第91話 交流戦3日目午前
大会3日目、準決勝第一試合が始まった。
キルシュAからはツクヨミと傷を負ったステラの2人だけで、エヴァは参戦出来なかった。
「おいおい、たった2人で私に勝つつもりかよ。オイッ!」
「ツッキー、あの女は私に任せてあの二人をお願い!」
「………分かりました。

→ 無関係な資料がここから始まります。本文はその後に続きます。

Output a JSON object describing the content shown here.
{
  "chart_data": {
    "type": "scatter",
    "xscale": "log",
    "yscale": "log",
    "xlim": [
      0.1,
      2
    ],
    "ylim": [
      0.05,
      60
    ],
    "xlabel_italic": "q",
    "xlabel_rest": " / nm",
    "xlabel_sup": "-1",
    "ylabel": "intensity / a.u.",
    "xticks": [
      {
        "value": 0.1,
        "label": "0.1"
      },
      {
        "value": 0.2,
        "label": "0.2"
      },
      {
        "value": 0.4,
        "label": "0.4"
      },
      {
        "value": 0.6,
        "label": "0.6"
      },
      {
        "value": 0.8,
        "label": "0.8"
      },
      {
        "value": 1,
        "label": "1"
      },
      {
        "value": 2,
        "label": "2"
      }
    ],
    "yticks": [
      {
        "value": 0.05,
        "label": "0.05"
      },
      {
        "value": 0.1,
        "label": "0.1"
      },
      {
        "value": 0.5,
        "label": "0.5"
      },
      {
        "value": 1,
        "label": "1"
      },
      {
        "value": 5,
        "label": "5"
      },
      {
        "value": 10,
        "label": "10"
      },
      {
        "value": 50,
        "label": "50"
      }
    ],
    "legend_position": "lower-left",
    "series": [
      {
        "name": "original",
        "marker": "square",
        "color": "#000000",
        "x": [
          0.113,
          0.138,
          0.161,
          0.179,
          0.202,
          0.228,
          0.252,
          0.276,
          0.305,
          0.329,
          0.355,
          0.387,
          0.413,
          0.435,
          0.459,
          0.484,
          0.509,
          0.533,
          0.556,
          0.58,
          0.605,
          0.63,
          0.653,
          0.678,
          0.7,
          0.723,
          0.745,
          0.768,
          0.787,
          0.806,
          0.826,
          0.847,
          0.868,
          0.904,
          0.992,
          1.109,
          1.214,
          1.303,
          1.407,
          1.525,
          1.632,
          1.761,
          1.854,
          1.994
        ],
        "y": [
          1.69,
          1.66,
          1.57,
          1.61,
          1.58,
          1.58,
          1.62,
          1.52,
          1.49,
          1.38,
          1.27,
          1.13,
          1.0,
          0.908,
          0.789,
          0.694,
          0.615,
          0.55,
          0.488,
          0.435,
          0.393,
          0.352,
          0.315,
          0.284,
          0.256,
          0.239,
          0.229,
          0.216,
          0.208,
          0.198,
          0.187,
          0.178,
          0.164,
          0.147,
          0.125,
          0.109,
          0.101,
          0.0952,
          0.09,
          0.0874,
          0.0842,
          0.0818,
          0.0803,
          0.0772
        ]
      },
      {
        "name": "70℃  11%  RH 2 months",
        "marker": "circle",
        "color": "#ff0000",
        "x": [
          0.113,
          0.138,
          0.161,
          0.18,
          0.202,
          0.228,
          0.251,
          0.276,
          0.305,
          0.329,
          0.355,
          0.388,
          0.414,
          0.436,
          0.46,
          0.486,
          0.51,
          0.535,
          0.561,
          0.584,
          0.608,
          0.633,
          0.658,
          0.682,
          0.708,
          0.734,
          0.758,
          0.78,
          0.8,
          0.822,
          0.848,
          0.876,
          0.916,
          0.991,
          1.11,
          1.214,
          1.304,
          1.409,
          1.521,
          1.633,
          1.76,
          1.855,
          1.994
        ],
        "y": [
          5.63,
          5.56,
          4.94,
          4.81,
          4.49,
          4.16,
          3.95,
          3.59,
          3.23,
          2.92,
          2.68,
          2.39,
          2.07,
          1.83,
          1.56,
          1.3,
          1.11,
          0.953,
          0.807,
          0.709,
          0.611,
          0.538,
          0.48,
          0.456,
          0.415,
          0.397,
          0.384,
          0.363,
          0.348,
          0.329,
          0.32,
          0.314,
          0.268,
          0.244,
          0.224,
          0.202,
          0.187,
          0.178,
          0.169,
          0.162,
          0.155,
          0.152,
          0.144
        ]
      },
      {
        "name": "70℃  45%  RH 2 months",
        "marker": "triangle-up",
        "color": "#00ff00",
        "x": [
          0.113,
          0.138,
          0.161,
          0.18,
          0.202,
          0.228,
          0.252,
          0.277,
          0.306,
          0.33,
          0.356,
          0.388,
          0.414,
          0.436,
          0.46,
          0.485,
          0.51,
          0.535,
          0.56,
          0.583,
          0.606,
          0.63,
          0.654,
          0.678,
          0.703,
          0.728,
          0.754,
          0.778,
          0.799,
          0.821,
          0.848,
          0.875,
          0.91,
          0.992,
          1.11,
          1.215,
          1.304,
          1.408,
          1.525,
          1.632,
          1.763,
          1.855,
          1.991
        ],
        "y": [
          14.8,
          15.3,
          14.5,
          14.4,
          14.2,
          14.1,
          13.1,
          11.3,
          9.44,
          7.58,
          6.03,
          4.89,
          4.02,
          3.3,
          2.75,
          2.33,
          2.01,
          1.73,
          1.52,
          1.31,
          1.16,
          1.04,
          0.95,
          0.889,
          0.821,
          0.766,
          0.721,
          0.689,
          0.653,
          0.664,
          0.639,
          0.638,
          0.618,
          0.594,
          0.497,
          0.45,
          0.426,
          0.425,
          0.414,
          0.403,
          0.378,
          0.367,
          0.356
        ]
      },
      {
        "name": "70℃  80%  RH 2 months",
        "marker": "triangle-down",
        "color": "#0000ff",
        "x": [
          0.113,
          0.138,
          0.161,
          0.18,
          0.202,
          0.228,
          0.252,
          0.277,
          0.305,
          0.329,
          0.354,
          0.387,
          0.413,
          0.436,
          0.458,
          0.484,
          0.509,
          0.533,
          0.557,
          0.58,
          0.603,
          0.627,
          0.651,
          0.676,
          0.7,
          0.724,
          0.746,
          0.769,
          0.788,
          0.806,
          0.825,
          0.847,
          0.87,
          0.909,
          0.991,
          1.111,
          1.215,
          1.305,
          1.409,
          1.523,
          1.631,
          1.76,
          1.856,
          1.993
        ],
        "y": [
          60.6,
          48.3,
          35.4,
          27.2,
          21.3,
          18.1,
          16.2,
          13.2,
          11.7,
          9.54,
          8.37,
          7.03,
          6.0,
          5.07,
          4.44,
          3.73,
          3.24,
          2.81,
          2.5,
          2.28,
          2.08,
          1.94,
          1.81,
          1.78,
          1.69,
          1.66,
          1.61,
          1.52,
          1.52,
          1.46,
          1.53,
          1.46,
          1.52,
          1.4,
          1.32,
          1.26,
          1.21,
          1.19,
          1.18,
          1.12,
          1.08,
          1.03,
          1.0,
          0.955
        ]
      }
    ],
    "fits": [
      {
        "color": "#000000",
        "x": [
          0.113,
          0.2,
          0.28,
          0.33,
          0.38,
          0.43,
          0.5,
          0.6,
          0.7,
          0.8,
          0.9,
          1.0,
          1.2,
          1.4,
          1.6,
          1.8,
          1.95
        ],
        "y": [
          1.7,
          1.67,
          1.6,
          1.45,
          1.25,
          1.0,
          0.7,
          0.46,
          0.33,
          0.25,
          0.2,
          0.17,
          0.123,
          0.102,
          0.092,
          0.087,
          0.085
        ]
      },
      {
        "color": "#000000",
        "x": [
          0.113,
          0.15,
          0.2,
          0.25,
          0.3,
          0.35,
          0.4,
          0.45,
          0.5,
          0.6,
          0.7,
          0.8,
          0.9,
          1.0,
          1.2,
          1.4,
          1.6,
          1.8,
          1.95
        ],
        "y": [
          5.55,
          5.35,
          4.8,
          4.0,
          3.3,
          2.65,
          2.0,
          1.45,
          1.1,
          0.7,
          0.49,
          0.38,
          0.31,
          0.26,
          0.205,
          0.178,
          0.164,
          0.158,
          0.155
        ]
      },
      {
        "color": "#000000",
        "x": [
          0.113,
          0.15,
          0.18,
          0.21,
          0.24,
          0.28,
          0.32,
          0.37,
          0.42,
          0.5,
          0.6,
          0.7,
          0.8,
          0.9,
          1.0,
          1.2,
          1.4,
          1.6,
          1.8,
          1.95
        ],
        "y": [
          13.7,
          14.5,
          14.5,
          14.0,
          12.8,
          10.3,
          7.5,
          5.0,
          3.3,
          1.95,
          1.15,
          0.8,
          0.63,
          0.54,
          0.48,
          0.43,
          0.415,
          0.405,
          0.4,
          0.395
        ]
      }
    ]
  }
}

無理はしないで下さいね」
「僕たち相手に君1人で勝つつもりかな?」
「……………ユーゴは人数に入らない………………」
ユーゴは膝を付きショックを受ける。
「準決勝第一試合開始!」
ステラを心配したツクヨミはすぐに勝負かけた。
「(八龍炎斬)」
「…………そんなの当たらない…………」
ソフィーは大剣で防御する。
「ギャァァァァァーーー」
ユーゴ戦闘不能
「…………………ユーゴ、ザコ………………」
すぐにツクヨミは瞬歩で間合いを詰めた。
「(龍氣発勁)」
大剣ごとソフィーを突き飛ばした。
「……(アースブレイク)……」
斬撃を躱しながら全ての弾かれた石礫を弾き返した。
「…もう一撃…」
砂埃が舞う。
しかしツクヨミの姿はない。
「…いない…」
「終わりだ」
背後から声が聞こえる。
「…いない…」
振り向いてもいない。
そして上を見上げると
「(流星斬)」
「……眩しい……」
まさに流星の様に斬撃が降り注いだ。
「……………………私の負け……………………」
そのままソフィーは倒れた。
◆ ◆ ◆
「もう死にそうじゃねぇか、ババァ!」
「あなたを倒すには十分なハンデよ」
「うぜぇうぜぇ!早く死ねよ(ジャッジメントスラッシャー)」
普段なら躱す事も出来ただろうがステラには躱す事も出来ずに防御する。
「何だ何だああああああああ!ただの的じゃぁねぇかあああああああぁぁぁぁぁぁぁぁ!!つまんねぇつまんねぇなぁぁぁぁぁぁ!!!」
ステラの意識が無くなりかけた時ツクヨミが助けにきた。
「ステラ!」
「ごめんね、あまり時間稼ぎ出来なかった」
「もう喋らなくていいですから」
傷だらけのステラは闘技場の端で休ませた。
「許さん!」
「なにが〜何がですか〜〜〜?うぜぇことおおお言ってんじゃねぇ」
「すぐに終わらせてやる」
「おもしれぇーおもしれぇじゃねぇかぁぁぁぁぁ!さっさとかかってこいやーーーーー!!!(ジャッジメントスラッシャー)」
ツクヨミはジャンヌのバルディッシュを弾き飛ばした。
「(暗黒)」
ツクヨミとジャンヌが暗闇に覆われる。
観客には姿も声も何も届かない。
「なんだなんだ〜、コソコソ隠れねぇで出て来いやぁぁぁぁぁぁぁぁ!」
「闇に還れ(冥王瞬影殺)」
ジャンヌの体がいろいろな方向に弾ける。
「ぐゎ!ギャー!ぐふっ!ゴホッ!」
そして
「クソ!クソ!クソ!クソ!クソがぁぁぁぁぁぁぁぁ!!!」
そして暗闇が晴れていく。
そこには恐ろしい姿でジャンヌが倒れていた。
恐らくは全身打撲、複数の骨折、片腕と片足は変な方向に曲がっていた。
審判は勝利宣言もせず、急いで医療班を呼んだ。
ツクヨミはステラを抱えながら闘技場を後にした。
闘技場はしばらく静まりかえった。
◆ ◆ ◆
イリスは思った。
あればヤバい!ヤバすぎる!幹部の魔族3人がかりでも勝てない!正面からは戦えない!
しかし弱点もある!若いから仲間を見捨てる事が出来ない!全てを救おうとする!
後はなるべく敵にしないのが一番!
ラウラは思った。
最高よ!ツクヨミちゃんサイコー!
本当に抱き締めたい!ホントに!
斬りあいたい!この無くなった腕が疼いてくる!
たまらないわ〜!ホントたまんない!
◆ ◆ ◆
アレスは思った。
やり過ぎだろ!やり過ぎ!
俺の立場がねぇ!立場が!
来年開催出来ねぇよ!来年!
あぁどうしよう!どうしよう
ヘスティアは思った。
もうやり過ぎよ!やり過ぎ!
いくら私でもあれは無理!あれは!
本当にどうしましょう!どうしましょう!
私の威厳が無くなる!威厳が!
そして2時間が過ぎ、残りの準決勝が始まる。